Seven years ago, a pediatrician patient visited him from Texas. He was voted the most respected doctor in his hospital, was head of his department, made a ton of money. But he couldn’t cope with constant death.
Instead, he started stealing children’s toys. He got caught and risked losing his medical licence.
“Talk about unfair losses!” Cupchik remarks. “Nurses, doctors, firefighters, police officers — they all meet death on a regular basis. The rest of us just don’t deal with that stuff.” But everybody experiences loss from time to time. So why don’t we all let sticky fingers run amok?
“The fact is we all do something,” Cupchik says. “Some people eat too much, some people work out too much, run away too much or party too much. We all have our ways of coping with losses and, hopefully in most cases, we actually work through it or grieve in an appropriate way. It’s when we don’t grieve appropriately that we’re going to act out — and one of the ways could be stealing.”
So how does that explain startlet Lindsay Lohan’s latest five-finger foible, which resulted in her recent house arrest?
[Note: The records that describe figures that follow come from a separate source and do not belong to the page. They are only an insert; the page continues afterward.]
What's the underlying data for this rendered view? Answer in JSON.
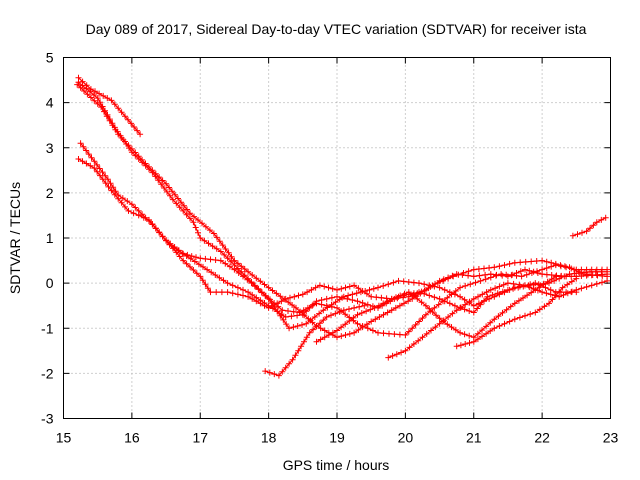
{
  "chart_data": {
    "type": "scatter",
    "title": "Day 089 of 2017, Sidereal Day-to-day VTEC variation (SDTVAR) for receiver ista",
    "xlabel": "GPS time / hours",
    "ylabel": "SDTVAR / TECUs",
    "xlim": [
      15,
      23
    ],
    "ylim": [
      -3,
      5
    ],
    "xticks": [
      "15",
      "16",
      "17",
      "18",
      "19",
      "20",
      "21",
      "22",
      "23"
    ],
    "yticks": [
      "-3",
      "-2",
      "-1",
      "0",
      "1",
      "2",
      "3",
      "4",
      "5"
    ],
    "grid": true,
    "marker": "+",
    "color": "#ff0000",
    "series": [
      {
        "name": "track-1",
        "points": [
          [
            15.22,
            4.55
          ],
          [
            15.4,
            4.3
          ],
          [
            15.7,
            4.05
          ],
          [
            15.9,
            3.7
          ],
          [
            16.12,
            3.3
          ]
        ]
      },
      {
        "name": "track-2",
        "points": [
          [
            15.2,
            4.4
          ],
          [
            15.55,
            3.9
          ],
          [
            15.8,
            3.3
          ],
          [
            16.2,
            2.65
          ],
          [
            16.5,
            2.2
          ],
          [
            16.85,
            1.55
          ],
          [
            17.2,
            1.1
          ],
          [
            17.5,
            0.5
          ],
          [
            17.7,
            0.25
          ],
          [
            18.0,
            -0.1
          ],
          [
            18.4,
            -0.55
          ],
          [
            18.7,
            -0.95
          ],
          [
            19.0,
            -1.2
          ],
          [
            19.25,
            -1.1
          ],
          [
            19.5,
            -0.85
          ],
          [
            19.8,
            -0.6
          ],
          [
            20.1,
            -0.35
          ],
          [
            20.4,
            -0.05
          ],
          [
            20.7,
            0.15
          ],
          [
            21.0,
            0.3
          ],
          [
            21.3,
            0.35
          ],
          [
            21.6,
            0.45
          ],
          [
            22.0,
            0.5
          ],
          [
            22.4,
            0.35
          ],
          [
            22.6,
            0.2
          ],
          [
            22.95,
            0.15
          ]
        ]
      },
      {
        "name": "track-3",
        "points": [
          [
            15.22,
            4.45
          ],
          [
            15.5,
            4.1
          ],
          [
            15.75,
            3.45
          ],
          [
            16.0,
            2.9
          ],
          [
            16.3,
            2.45
          ],
          [
            16.6,
            1.85
          ],
          [
            16.9,
            1.35
          ],
          [
            17.0,
            1.0
          ],
          [
            17.3,
            0.7
          ],
          [
            17.6,
            0.25
          ],
          [
            17.9,
            -0.2
          ],
          [
            18.2,
            -0.6
          ],
          [
            18.45,
            -0.65
          ],
          [
            18.7,
            -0.45
          ],
          [
            19.0,
            -0.55
          ],
          [
            19.3,
            -0.9
          ],
          [
            19.6,
            -1.1
          ],
          [
            20.0,
            -1.15
          ],
          [
            20.3,
            -0.7
          ],
          [
            20.55,
            -0.4
          ],
          [
            20.8,
            -0.1
          ],
          [
            21.1,
            0.05
          ],
          [
            21.4,
            0.2
          ],
          [
            21.7,
            0.15
          ],
          [
            22.0,
            0.3
          ],
          [
            22.2,
            0.4
          ],
          [
            22.5,
            0.3
          ],
          [
            22.95,
            0.3
          ]
        ]
      },
      {
        "name": "track-4",
        "points": [
          [
            15.25,
            3.1
          ],
          [
            15.45,
            2.7
          ],
          [
            15.65,
            2.3
          ],
          [
            15.8,
            1.95
          ],
          [
            16.0,
            1.75
          ],
          [
            16.3,
            1.3
          ],
          [
            16.55,
            0.85
          ],
          [
            16.8,
            0.6
          ],
          [
            17.1,
            0.3
          ],
          [
            17.4,
            0.0
          ],
          [
            17.7,
            -0.2
          ],
          [
            18.0,
            -0.5
          ],
          [
            18.25,
            -0.75
          ],
          [
            18.5,
            -0.7
          ],
          [
            18.7,
            -0.4
          ],
          [
            19.0,
            -0.3
          ],
          [
            19.3,
            -0.4
          ],
          [
            19.6,
            -0.55
          ],
          [
            19.9,
            -0.3
          ],
          [
            20.2,
            -0.2
          ],
          [
            20.5,
            -0.35
          ],
          [
            20.8,
            -0.55
          ],
          [
            21.0,
            -0.65
          ],
          [
            21.2,
            -0.3
          ],
          [
            21.5,
            -0.15
          ],
          [
            21.8,
            -0.05
          ],
          [
            22.1,
            0.0
          ],
          [
            22.4,
            0.2
          ],
          [
            22.7,
            0.25
          ],
          [
            22.95,
            0.25
          ]
        ]
      },
      {
        "name": "track-5",
        "points": [
          [
            15.22,
            2.75
          ],
          [
            15.45,
            2.55
          ],
          [
            15.7,
            2.05
          ],
          [
            15.95,
            1.6
          ],
          [
            16.25,
            1.4
          ],
          [
            16.5,
            0.95
          ],
          [
            16.75,
            0.65
          ],
          [
            17.0,
            0.55
          ],
          [
            17.3,
            0.5
          ],
          [
            17.5,
            0.3
          ],
          [
            17.75,
            0.0
          ],
          [
            18.0,
            -0.35
          ],
          [
            18.3,
            -1.0
          ],
          [
            18.55,
            -0.9
          ],
          [
            18.8,
            -0.6
          ],
          [
            19.1,
            -0.3
          ],
          [
            19.35,
            -0.2
          ],
          [
            19.6,
            -0.1
          ],
          [
            19.9,
            0.05
          ],
          [
            20.2,
            0.0
          ],
          [
            20.5,
            -0.1
          ],
          [
            20.8,
            -0.3
          ],
          [
            21.0,
            -0.5
          ],
          [
            21.3,
            -0.3
          ],
          [
            21.6,
            -0.1
          ],
          [
            21.9,
            0.0
          ],
          [
            22.2,
            -0.2
          ],
          [
            22.5,
            -0.2
          ]
        ]
      },
      {
        "name": "track-6",
        "points": [
          [
            16.5,
            0.95
          ],
          [
            16.75,
            0.5
          ],
          [
            17.0,
            0.15
          ],
          [
            17.15,
            -0.2
          ],
          [
            17.4,
            -0.2
          ],
          [
            17.7,
            -0.3
          ],
          [
            18.0,
            -0.55
          ],
          [
            18.25,
            -0.35
          ],
          [
            18.5,
            -0.25
          ],
          [
            18.75,
            -0.05
          ],
          [
            19.0,
            -0.15
          ],
          [
            19.25,
            -0.05
          ],
          [
            19.5,
            -0.3
          ],
          [
            19.8,
            -0.35
          ],
          [
            20.05,
            -0.2
          ],
          [
            20.3,
            -0.5
          ],
          [
            20.55,
            -0.85
          ],
          [
            20.8,
            -1.1
          ],
          [
            21.0,
            -1.2
          ],
          [
            21.3,
            -0.8
          ],
          [
            21.6,
            -0.45
          ],
          [
            21.9,
            -0.15
          ],
          [
            22.2,
            0.15
          ],
          [
            22.5,
            0.15
          ],
          [
            22.95,
            0.2
          ]
        ]
      },
      {
        "name": "track-7",
        "points": [
          [
            18.7,
            -1.3
          ],
          [
            19.0,
            -1.05
          ],
          [
            19.3,
            -0.7
          ],
          [
            19.55,
            -0.55
          ],
          [
            19.8,
            -0.35
          ],
          [
            20.05,
            -0.3
          ],
          [
            20.3,
            -0.15
          ],
          [
            20.5,
            0.05
          ],
          [
            20.75,
            0.2
          ],
          [
            21.0,
            0.15
          ],
          [
            21.25,
            0.2
          ],
          [
            21.5,
            0.15
          ],
          [
            21.75,
            0.3
          ],
          [
            22.0,
            0.2
          ],
          [
            22.35,
            0.15
          ]
        ]
      },
      {
        "name": "track-8",
        "points": [
          [
            19.75,
            -1.65
          ],
          [
            20.0,
            -1.5
          ],
          [
            20.25,
            -1.2
          ],
          [
            20.5,
            -0.9
          ],
          [
            20.75,
            -0.6
          ],
          [
            21.0,
            -0.35
          ],
          [
            21.25,
            -0.15
          ],
          [
            21.5,
            0.0
          ],
          [
            21.75,
            -0.05
          ],
          [
            22.0,
            -0.2
          ],
          [
            22.25,
            -0.3
          ],
          [
            22.5,
            -0.15
          ],
          [
            22.95,
            0.05
          ]
        ]
      },
      {
        "name": "track-9",
        "points": [
          [
            20.75,
            -1.4
          ],
          [
            21.0,
            -1.3
          ],
          [
            21.3,
            -1.0
          ],
          [
            21.6,
            -0.8
          ],
          [
            21.9,
            -0.65
          ],
          [
            22.1,
            -0.45
          ],
          [
            22.3,
            -0.1
          ],
          [
            22.5,
            0.1
          ]
        ]
      },
      {
        "name": "track-10",
        "points": [
          [
            17.95,
            -1.95
          ],
          [
            18.15,
            -2.05
          ],
          [
            18.35,
            -1.7
          ],
          [
            18.6,
            -1.1
          ],
          [
            18.85,
            -0.75
          ],
          [
            19.1,
            -0.6
          ],
          [
            19.4,
            -0.5
          ]
        ]
      },
      {
        "name": "track-11",
        "points": [
          [
            22.45,
            1.05
          ],
          [
            22.65,
            1.15
          ],
          [
            22.8,
            1.35
          ],
          [
            22.93,
            1.45
          ]
        ]
      }
    ]
  }
}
Or hearken back to more than a decade ago, right here in this land of “oh-so-sorry” politesse, when Marilyn Lastman, the wife of Toronto’s then-Mayor Mel was detained and arrested for allegedly stealing a pair of $155 designer jeans.
Or the cringe-inducing moment when NDP MP and human rights crusader Svend Robinson tearfully told a 2004 press junket he’d swiped a $21,000 ring from a Vancouver jewellery auction?
Do these cases each fall under the rubric of Cupchick’s “atypical” acts?
“It’s atypical if somebody has a lot of money or is a celebrity or a politician and the last thing they need to do is steal,” he explains. “In a way, it’s unfair to single celebrities out, but of course we do because they’re the most dramatic examples,” he notes.
“But whether the person is a celebrity or they have a lot of money, the actual psychological reasons [behind the act] are often the very same as, say, when somebody is a generally honest, upright member of society.”
But Cupchik wants to make it clear there’s a difference between a privileged person who’s been arrested for multiple crimes and/or misdemeanours — who is acting out rebelliously — from the thief (celebrity or not) “who is prominent, upright, and who pretty well lives an exemplary life in every respect — and then shoplifts.”
Stealing can be just another way of acting out in a rebellious way. That’s not what happens in most cases.